Когда собеседники мудреца схватили его руку, железное острие уже проникло ему в сердце. Евкрит обрел покой. Гермодор с Никием перенесли побелевшее, окровавленное тело на одно из пиршественных лож; кругом раздавались пронзительные вопли женщин, сонное ворчание потревоженных гостей, а из-за ковров, погруженных в полумрак, доносились приглушенные страстные вздохи. Старик Котта, очнувшись от чуткого солдатского сна, уже стоял возле трупа, осматривая рану, и кричал:

— Позвать сюда моего врача Аристея!

Никий покачал головой:

— Евкрита уже нет в живых, — сказал он. — Ему захотелось умереть, как другим хочется любить. Как и все мы, он уступил непреодолимому желанию. И вот он стал подобен богам, которые не желают ничего.

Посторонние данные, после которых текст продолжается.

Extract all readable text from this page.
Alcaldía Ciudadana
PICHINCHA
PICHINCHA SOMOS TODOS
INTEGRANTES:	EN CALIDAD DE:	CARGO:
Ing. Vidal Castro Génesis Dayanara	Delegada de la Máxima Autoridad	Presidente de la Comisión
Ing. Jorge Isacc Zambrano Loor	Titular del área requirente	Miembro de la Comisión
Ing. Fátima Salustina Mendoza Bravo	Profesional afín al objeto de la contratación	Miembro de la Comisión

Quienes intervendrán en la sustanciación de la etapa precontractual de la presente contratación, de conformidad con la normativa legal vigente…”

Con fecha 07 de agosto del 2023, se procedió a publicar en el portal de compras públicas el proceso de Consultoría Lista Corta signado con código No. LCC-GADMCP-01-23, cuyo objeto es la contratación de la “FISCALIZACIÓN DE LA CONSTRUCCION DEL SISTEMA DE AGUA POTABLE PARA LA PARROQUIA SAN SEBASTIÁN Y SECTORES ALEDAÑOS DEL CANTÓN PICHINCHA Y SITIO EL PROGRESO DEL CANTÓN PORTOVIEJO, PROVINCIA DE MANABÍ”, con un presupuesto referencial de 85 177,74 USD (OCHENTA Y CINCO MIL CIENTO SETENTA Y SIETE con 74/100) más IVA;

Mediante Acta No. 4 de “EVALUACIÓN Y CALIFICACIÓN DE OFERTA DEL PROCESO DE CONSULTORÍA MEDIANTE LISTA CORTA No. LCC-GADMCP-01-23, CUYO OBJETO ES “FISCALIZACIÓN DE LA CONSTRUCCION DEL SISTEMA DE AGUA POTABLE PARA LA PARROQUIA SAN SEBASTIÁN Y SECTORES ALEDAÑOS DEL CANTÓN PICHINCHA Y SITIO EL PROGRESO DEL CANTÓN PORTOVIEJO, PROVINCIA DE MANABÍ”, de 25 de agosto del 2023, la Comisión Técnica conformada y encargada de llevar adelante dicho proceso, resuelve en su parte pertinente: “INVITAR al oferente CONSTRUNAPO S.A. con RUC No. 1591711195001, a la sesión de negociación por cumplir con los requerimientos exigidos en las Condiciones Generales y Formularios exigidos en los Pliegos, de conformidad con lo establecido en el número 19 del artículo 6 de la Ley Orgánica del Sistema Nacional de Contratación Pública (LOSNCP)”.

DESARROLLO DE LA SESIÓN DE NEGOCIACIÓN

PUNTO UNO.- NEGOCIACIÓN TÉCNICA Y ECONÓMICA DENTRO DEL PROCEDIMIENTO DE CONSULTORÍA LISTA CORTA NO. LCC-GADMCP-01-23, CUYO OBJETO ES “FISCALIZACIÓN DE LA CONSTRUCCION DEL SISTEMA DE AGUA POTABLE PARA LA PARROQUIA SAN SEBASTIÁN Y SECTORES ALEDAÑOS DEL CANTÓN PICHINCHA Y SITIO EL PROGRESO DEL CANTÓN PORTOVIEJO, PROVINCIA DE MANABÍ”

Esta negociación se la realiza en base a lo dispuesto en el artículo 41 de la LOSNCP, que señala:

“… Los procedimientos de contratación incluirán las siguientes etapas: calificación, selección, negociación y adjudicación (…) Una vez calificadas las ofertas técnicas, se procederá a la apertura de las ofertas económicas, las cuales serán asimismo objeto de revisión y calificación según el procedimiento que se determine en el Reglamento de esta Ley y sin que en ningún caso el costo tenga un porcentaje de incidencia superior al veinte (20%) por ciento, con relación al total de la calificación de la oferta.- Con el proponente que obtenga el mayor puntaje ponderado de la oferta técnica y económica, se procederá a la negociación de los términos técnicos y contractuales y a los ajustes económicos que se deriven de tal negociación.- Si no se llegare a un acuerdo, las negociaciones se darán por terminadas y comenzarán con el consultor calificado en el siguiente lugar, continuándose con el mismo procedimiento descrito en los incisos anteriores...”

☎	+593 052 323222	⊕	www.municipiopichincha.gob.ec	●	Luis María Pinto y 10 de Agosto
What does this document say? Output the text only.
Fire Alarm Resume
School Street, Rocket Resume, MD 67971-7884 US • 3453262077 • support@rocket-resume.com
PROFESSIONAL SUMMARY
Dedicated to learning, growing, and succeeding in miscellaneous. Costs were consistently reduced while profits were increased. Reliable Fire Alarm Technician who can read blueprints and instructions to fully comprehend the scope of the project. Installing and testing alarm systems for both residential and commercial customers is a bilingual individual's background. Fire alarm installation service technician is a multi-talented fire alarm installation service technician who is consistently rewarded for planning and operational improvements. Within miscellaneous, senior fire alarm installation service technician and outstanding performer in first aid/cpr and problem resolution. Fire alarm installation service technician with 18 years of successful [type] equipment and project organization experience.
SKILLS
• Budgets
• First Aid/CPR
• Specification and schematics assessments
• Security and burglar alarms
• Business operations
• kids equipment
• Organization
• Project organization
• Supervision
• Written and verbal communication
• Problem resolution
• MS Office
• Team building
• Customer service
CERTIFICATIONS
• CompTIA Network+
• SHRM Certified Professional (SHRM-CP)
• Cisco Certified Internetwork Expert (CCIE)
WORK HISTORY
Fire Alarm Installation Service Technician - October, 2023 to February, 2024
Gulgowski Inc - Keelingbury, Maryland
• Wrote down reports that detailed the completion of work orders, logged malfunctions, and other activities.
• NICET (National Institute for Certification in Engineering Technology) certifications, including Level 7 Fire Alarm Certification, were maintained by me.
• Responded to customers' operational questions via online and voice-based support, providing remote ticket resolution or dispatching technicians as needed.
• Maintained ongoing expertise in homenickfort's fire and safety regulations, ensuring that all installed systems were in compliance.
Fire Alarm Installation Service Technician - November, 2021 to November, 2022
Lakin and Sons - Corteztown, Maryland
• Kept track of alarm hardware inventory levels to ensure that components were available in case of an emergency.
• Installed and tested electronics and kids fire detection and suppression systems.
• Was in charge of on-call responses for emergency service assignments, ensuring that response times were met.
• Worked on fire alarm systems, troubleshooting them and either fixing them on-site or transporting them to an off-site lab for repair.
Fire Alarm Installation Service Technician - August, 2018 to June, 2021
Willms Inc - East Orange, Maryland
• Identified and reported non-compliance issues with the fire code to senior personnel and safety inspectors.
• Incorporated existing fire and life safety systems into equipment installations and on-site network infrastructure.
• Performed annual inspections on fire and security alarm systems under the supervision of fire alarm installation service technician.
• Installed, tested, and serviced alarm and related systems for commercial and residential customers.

Котта схватился за голову:

— Умереть! Пожелать смерти, когда еще можешь служить государству! Какая бессмыслица!

Между тем Пафнутий и Таис по-прежнему возлежали неподвижно, молча, один возле другого, и души их полнились отвращением, ужасом и надеждой.

Вдруг монах схватил лицедейку за руку и, шагая через тела пьяных, которые валялись вперемешку с обнявшимися парами, по лужам вина и крови повлек ее к выходу.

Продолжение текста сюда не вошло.